The Great Indian Insurance Scam
- Otto Money

- 1 day ago
- 3 min read
Updated: 20 hours ago
In living rooms across India, it often starts with a cup of tea and a familiar face.
"Beta, ek policy hai... tax bhi bachega, paise bhi badhenge." Sounds harmless, right?
Welcome to the Insurance Mis-selling Pandemic. In our financial planning work, we’ve seen this scenario unfold far too often - clients locked into long-term, low-return insurance-cum-investment products. And the real kicker? These weren’t sold by slick salespeople from a call centre - but by family friends, colleagues’ relatives, neighbours or the friendly bank RM.

The Familiar Trap: Bad Investments, Worse Insurance
When we dig into our clients' portfolios, we often find:
Money-back policies
Guaranteed Return plans
Wealth Builder plans
Children’s future plans
These policies look like savings. They even sound safe. But peel back the layers and the financials are horrific. Worse still, the clients are often underinsured - the life cover from these plans is a fraction of what they actually need.
The Investment That Isn’t
Let’s look at a real example sent to one of us.

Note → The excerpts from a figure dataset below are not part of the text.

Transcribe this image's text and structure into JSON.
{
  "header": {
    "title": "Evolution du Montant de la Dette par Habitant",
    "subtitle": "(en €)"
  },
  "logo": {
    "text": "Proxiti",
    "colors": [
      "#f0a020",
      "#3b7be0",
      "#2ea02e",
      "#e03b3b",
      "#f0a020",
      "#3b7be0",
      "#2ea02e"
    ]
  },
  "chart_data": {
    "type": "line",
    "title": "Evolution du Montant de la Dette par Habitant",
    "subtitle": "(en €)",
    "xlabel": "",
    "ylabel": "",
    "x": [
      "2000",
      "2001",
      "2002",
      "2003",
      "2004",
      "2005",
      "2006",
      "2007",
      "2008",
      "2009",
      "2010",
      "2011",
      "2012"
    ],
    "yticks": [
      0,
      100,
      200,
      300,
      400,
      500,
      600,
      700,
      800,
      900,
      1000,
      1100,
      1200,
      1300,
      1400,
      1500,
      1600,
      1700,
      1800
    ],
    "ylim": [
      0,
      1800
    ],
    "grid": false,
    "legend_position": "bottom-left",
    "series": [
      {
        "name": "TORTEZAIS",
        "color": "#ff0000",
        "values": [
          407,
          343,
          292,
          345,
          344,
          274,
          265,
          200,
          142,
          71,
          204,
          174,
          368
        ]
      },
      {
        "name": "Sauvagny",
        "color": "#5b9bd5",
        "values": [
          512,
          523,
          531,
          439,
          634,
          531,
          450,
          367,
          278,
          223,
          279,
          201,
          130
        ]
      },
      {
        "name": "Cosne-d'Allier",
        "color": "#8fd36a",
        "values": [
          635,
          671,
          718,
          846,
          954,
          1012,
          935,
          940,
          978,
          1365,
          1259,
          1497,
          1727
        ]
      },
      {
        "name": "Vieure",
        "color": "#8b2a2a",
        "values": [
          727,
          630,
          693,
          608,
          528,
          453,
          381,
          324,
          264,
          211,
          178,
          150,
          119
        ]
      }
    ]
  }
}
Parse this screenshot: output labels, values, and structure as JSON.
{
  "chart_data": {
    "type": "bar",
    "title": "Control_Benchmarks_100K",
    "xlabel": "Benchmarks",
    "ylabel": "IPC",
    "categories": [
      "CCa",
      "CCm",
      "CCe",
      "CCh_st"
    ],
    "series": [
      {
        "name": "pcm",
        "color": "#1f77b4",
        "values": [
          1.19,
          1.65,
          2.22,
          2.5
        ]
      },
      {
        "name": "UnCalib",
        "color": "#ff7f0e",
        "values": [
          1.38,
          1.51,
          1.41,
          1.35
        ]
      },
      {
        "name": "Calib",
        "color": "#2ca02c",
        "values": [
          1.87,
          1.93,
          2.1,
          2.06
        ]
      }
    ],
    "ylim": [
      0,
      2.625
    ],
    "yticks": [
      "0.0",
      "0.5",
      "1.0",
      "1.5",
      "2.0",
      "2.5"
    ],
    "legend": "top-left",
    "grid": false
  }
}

You pay ₹10L per year for 3 years.
You get ₹69L back after 15 years (tax-free)
The “guaranteed” part? Only ₹52L.
This is a non-linked, participating plan. Sounds technical - but here’s what matters:
Return (XIRR): 3.87% to 5.88%
Lock-in: 15 years
Liquidity: Nil
Real Wealth Creation: None
You could have just bought a NIFTY ETF (like NIFTYBEES) and a term insurance policy and ended up with way more wealth, way more insurance cover.
The Hidden Charges No One Talks About
These plans come with a buffet of hidden charges. Most people don't see them because they’re buried in fine print. One of the biggest?
Policy Allocation Charges (PAC) - aka, commissions.
Year | Typical PAC/Commission |
1st year | 8-10% of premium |
2nd year | 3-5% |
3rd year onwards | 1-2% |
That’s money that could have been invested for your future - but instead goes to the person who sold you the plan.
Surrendering is Financial Suicide?
Let’s say you realize your mistake halfway through. Can you get out?
Low surrender values mean you’ll take a huge loss.
These products rely on your loss aversion - you’re likely to stay in just to “avoid losing money,” even if it means poor returns forever. There is a point early enough in the policy term where it makes sense to take the loss and get out.
Mortality charges increase over time - especially as the “death benefit” increases, further dragging down your returns.
ULIPs – Same Trap, Different Marketing
Unit Linked Insurance Plans (ULIPs) are often marketed as market-linked, tax-efficient options. While they ostensibly let you avoid the tax (premiums are capped at 2.5L per year overall), the problems with high commissions is still present.
If you are wondering if a directly bought policy (e.g., HDFC Click2Life), which avoids commissions, can be better as it can earn market returns and avoid the LTCG at the end under Sec 10(10D) of Income Tax Act. Of course, this assumes that the insurance cover was, in fact, needed.
But are they better? No!
We compared:
A ULIP with ₹10L premiums for 3 years
A direct mutual fund with the same cash flows
Assumptions:
12% market return
ULIP fund fee: 1.35%
Mutual Fund fee: 0.5%
12.5% tax on MF gains at maturity
Horizon: 15 years
Results:
ULIP: ₹1.24 Cr (CAGR: 10.4%)
MF: ₹1.28 Cr (CAGR: 10.6%)
Despite tax advantages, ULIPs lose out due to high ongoing costs.
So Why Is This Still Happening?
It’s not just poor financial literacy - it's a cocktail of demand-side misunderstanding and supply-side perverse incentives.
1. Nobody Wants Pure Insurance
Most people hate paying for something they hope they’ll never use. That’s what term insurance feels like. So insurers bundle investments to make the product more “appealing.”
2. The Industry Doesn’t Want to Sell Term Plans
Pure term plans generate only 3–6% of total life insurance premium income. Why? Because they’re not profitable for insurers or agents.
3. Massive Misaligned Incentives
Selling a ₹10L per year savings plan can earn an agent ₹80,000–₹1L in the first year alone.
Our Advice? Simple and Unchanging
Never, ever buy an insurance-cum-investment plan.
No matter how polished the brochure or how friendly the face selling it. No matter what they call it - Wealth Plan, Retirement Builder, Golden Advantage - it’s likely just a shiny wrapper over a slow drain on your wealth.
Because the biggest mistake isn’t just losing money - it’s wasting 15 years doing it.